She knelt at his feet and laid her head on his knees, sobbing bitterly. He mechanically stroked her hair, but he did not in the least understand. He loved his child, but his affection was more a matter of tender habit than of sympathetic intelligence. He did not understand her; he thought her foolish and fanciful. Was it for this that he had given her a first-rate education, let her read all kinds of books, and made her know the world as it was—stern, practical, and selfish, a struggle in which each one must endeavour to conquer and secure a place and a share of happiness, by sheer calm determination? He had his own corner in it, with his books and his heraldry; why did she let herself be a victim to nervous fancies? For it was all nerves—nothing but nerves! Cursed things were nerves! How like her mother she was, in spite of her liberal education! Dreamy, romantic, full of absurd imagination. He speak to Frank? Why—what about—what was he to say? The lady at the Lyceum; this woman or that, to whom he had bowed? That might happen to any one. Eva was very absurd not to see that it might. And as to his talking it over with Frank—why, the young man would think that his future father-in-law was a perfect fool. There were thousands of such women in London. Where was the young man who had no acquaintance among them? And the picture of disturbed peace, of an unpleasant discussion, which would destroy an hour or perhaps a day of his Olympian repose and tear him from his studies, rose up in his brain, a terror to his simple-minded selfishness.

"Come, Eva, this is sheer folly," he good-humouredly grumbled. "What good do you think I can do? These are mere sickly fancies."

"No, no. They are not sickly fancies; not fancies at all. It is something—something quite different. There is something in me, around me—beyond my control."

"But, child, you are talking nonsense!"

"When I try to think it out, it goes away for a little while; but then it comes back again."

"Really, Eva, you must not talk so foolishly. After all, what is this story you have told me; what does it all mean? It comes and it goes, and it stays away, and then again it comes and goes."

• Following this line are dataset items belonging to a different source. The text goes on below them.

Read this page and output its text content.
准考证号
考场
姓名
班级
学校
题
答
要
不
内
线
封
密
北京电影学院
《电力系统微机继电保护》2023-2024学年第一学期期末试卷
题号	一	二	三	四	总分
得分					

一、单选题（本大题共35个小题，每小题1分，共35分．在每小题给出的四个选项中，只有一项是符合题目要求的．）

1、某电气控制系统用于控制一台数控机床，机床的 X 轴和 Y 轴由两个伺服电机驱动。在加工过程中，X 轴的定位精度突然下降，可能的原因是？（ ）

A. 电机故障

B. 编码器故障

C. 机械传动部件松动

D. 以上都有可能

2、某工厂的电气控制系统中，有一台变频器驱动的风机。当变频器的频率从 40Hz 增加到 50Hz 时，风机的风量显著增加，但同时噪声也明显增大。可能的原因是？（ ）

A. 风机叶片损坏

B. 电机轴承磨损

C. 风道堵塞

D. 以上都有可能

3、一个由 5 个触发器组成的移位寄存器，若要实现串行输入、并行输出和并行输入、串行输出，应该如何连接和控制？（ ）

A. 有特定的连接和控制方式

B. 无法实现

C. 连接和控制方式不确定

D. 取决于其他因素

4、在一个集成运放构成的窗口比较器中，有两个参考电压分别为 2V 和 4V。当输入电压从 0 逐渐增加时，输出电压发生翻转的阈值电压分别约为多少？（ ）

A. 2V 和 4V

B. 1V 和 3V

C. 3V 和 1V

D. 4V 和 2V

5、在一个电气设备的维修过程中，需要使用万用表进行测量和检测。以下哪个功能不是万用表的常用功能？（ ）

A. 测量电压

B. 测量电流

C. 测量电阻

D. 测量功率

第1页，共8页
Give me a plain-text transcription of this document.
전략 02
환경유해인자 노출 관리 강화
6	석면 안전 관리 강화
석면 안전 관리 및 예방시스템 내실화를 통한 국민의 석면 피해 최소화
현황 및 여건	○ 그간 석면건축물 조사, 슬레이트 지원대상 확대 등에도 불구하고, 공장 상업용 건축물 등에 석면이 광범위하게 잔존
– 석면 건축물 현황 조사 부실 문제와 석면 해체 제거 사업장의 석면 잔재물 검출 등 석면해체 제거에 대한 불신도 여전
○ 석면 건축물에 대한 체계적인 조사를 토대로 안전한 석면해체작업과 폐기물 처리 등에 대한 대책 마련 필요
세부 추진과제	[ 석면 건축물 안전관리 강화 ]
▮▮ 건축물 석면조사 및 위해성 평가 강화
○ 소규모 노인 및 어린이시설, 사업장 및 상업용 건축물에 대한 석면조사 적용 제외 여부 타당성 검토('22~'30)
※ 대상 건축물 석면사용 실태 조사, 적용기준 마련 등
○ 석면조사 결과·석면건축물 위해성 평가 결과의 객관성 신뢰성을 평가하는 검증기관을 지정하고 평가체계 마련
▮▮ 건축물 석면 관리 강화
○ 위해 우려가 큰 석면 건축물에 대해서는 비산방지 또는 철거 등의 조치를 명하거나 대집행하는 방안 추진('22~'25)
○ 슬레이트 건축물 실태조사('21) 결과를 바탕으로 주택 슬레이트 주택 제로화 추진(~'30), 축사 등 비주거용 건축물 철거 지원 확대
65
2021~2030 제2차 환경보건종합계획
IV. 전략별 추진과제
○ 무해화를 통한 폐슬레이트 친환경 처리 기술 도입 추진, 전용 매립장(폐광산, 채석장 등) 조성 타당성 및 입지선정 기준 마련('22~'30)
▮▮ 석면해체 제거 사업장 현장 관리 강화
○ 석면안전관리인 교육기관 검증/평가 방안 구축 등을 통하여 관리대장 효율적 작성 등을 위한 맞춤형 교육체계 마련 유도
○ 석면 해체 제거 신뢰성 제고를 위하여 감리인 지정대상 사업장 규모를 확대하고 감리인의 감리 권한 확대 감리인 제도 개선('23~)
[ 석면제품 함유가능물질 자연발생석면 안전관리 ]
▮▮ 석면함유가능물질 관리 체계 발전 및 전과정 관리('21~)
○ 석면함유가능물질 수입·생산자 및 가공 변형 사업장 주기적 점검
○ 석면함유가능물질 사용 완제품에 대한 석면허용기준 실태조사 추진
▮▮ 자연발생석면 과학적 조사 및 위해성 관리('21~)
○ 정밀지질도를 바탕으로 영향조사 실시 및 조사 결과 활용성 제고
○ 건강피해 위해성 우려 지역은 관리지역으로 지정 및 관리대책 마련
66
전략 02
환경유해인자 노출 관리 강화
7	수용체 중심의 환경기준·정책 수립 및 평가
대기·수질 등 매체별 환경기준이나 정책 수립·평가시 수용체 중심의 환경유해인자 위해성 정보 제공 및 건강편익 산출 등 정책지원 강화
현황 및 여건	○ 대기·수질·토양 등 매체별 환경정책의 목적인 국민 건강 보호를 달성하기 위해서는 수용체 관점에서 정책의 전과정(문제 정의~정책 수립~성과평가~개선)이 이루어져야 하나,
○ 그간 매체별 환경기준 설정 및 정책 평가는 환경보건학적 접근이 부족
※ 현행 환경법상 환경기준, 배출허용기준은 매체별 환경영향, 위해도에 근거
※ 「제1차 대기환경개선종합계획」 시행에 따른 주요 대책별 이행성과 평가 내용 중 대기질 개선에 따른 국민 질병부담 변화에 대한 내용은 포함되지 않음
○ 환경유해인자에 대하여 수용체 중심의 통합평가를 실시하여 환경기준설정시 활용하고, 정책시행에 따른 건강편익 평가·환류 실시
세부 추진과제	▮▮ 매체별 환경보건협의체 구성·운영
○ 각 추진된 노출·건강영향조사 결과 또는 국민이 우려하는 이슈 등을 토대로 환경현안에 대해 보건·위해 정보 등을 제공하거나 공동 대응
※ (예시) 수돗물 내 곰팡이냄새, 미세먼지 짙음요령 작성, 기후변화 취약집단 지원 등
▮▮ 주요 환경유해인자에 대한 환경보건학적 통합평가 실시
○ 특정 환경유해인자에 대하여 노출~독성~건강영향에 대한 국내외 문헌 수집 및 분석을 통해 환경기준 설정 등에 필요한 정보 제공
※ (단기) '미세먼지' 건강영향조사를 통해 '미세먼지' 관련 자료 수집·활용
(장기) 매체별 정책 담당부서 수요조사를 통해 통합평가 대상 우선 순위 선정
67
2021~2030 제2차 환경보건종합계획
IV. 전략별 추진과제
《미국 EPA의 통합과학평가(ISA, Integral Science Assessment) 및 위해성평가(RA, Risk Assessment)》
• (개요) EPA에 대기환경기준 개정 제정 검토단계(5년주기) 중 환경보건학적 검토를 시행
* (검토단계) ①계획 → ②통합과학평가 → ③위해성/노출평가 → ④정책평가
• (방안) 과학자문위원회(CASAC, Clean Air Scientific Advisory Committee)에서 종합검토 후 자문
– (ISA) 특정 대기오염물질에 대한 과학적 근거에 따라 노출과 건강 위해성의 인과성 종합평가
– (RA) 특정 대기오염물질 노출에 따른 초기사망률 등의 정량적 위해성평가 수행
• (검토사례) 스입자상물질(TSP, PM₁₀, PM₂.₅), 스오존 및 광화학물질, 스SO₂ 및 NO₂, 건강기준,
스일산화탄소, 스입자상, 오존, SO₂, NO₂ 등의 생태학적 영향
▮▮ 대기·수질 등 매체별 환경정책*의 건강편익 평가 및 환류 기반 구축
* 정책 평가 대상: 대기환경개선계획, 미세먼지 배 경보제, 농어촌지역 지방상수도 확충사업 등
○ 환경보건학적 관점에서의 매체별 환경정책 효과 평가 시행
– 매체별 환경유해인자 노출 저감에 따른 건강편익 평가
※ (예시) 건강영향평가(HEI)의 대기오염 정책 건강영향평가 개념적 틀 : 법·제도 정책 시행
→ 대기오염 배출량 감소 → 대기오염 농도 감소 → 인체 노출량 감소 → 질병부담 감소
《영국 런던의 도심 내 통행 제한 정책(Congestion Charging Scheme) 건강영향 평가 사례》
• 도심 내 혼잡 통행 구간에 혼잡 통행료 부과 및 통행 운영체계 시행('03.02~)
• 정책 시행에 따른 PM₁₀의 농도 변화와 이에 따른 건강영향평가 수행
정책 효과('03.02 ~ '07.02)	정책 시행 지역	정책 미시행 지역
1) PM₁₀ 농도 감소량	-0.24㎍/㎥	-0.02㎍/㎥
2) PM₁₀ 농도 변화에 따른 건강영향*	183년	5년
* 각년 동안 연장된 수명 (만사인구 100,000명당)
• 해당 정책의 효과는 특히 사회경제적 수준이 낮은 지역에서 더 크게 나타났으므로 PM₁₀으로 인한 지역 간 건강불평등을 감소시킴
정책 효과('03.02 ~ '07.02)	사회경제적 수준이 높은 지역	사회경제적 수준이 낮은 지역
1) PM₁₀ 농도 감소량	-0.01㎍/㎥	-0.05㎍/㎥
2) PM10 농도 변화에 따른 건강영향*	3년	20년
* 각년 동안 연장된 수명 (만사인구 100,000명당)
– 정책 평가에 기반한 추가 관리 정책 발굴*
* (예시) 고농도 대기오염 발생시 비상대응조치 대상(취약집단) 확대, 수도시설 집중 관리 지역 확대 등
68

She shook her head sadly, sitting on the floor at his feet in front of the fire.

"No, no," she said, very positively. "You do not understand, you are a man; you do not understand all there is in a woman. We women are quite different. But you will speak to him, will you not, and ask him all about it?"

"No, Eva; that I certainly will not. Frank might very well ask me what business it was of mine. You know as well as I do that every man has, or has had, acquaintance among such women. There is nothing in that. And Frank strikes me as too honourable to have anything to do with one of them now that he is engaged to you. I know him too well to imagine that. It is really too silly of you—do you hear: too silly!"

She began to sob passionately, and moan in an overpowering fit of grief. She wrung her hands, rocking herself from side to side, as if suffering intolerable torments.